Data dari berbagai studi pendidikan mengindikasikan bahwa sebagian besar asesmen kelas di Indonesia masih berorientasi pada tes tertulis dengan format pilihan ganda atau isian singkat. Asesmen autentik seperti proyek, portofolio, dan penilaian kinerja belum diimplementasikan secara optimal. Padahal, asesmen autentik lebih mampu menangkap proses berpikir, kreativitas, dan kemampuan kolaboratif siswa. Minimnya pelatihan guru dalam pengembangan asesmen yang valid dan kontekstual menjadi salah satu penyebab utama. Selain itu, tidak adanya mekanisme validasi yang jelas membuat kualitas asesmen kelas sangat bervariasi antar sekolah dan antar guru. Dalam situasi ini, menjadikan TKA sebagai tolok ukur utama justru semakin menjauhkan sistem pendidikan dari realitas pembelajaran yang sesungguhnya.

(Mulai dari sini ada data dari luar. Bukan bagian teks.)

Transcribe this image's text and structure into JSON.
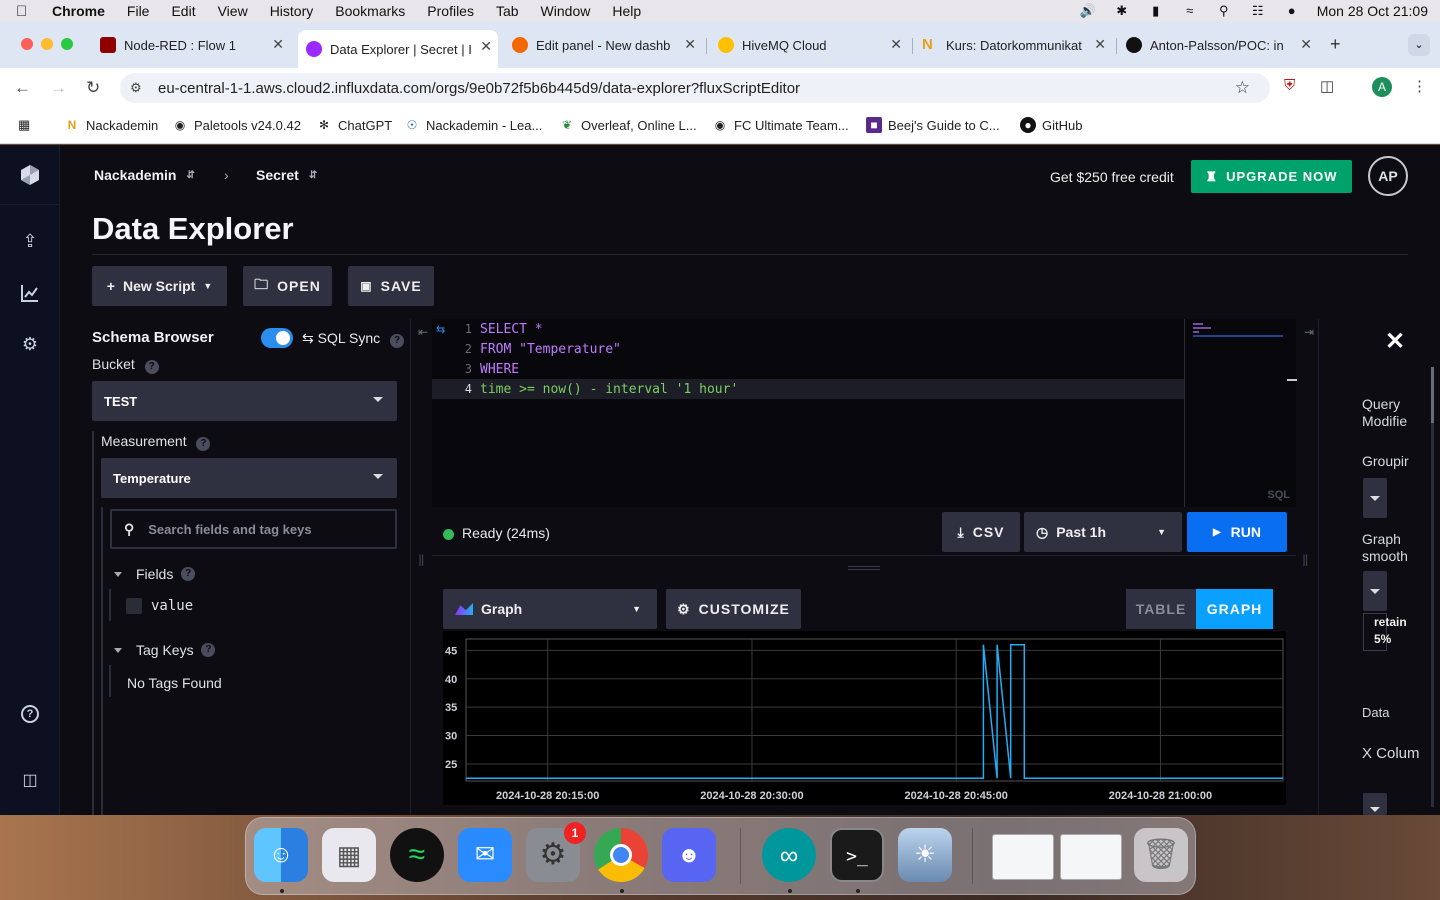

Kelemahan validasi asesmen kelas juga berdampak pada pengambilan keputusan pendidikan yang tidak akurat. Ketika data asesmen tidak valid, maka kebijakan yang dihasilkan pun berpotensi keliru. Misalnya, penentuan intervensi pembelajaran, pemetaan mutu sekolah, atau bahkan kebijakan kenaikan kelas dan kelulusan siswa. Asesmen yang baik seharusnya memberikan informasi yang kaya dan bermakna bagi guru, siswa, dan pembuat kebijakan. Namun, jika asesmen hanya dipandang sebagai formalitas, maka fungsinya sebagai alat peningkatan mutu pendidikan menjadi hilang. Oleh karena itu, penguatan classroom assessment dengan validasi yang memadai harus menjadi prioritas, bukan sekadar pelengkap kebijakan asesmen nasional.

Dalam konteks ini, pemerintah perlu menggeser fokus dari asesmen berskala besar yang seragam menuju penguatan asesmen formatif di tingkat kelas. Asesmen formatif memungkinkan guru untuk memantau perkembangan belajar siswa secara berkelanjutan dan menyesuaikan strategi pembelajaran sesuai kebutuhan. Untuk mewujudkannya, diperlukan investasi serius dalam pengembangan kapasitas guru, termasuk pelatihan tentang desain asesmen diferensiatif, analisis hasil asesmen, dan pemanfaatan data untuk perbaikan pembelajaran. Selain itu, sistem pendampingan dan supervisi yang berkelanjutan juga penting untuk memastikan kualitas asesmen kelas. Tanpa penguatan di level akar rumput ini, asesmen nasional apa pun bentuknya akan kehilangan relevansi dan daya guna.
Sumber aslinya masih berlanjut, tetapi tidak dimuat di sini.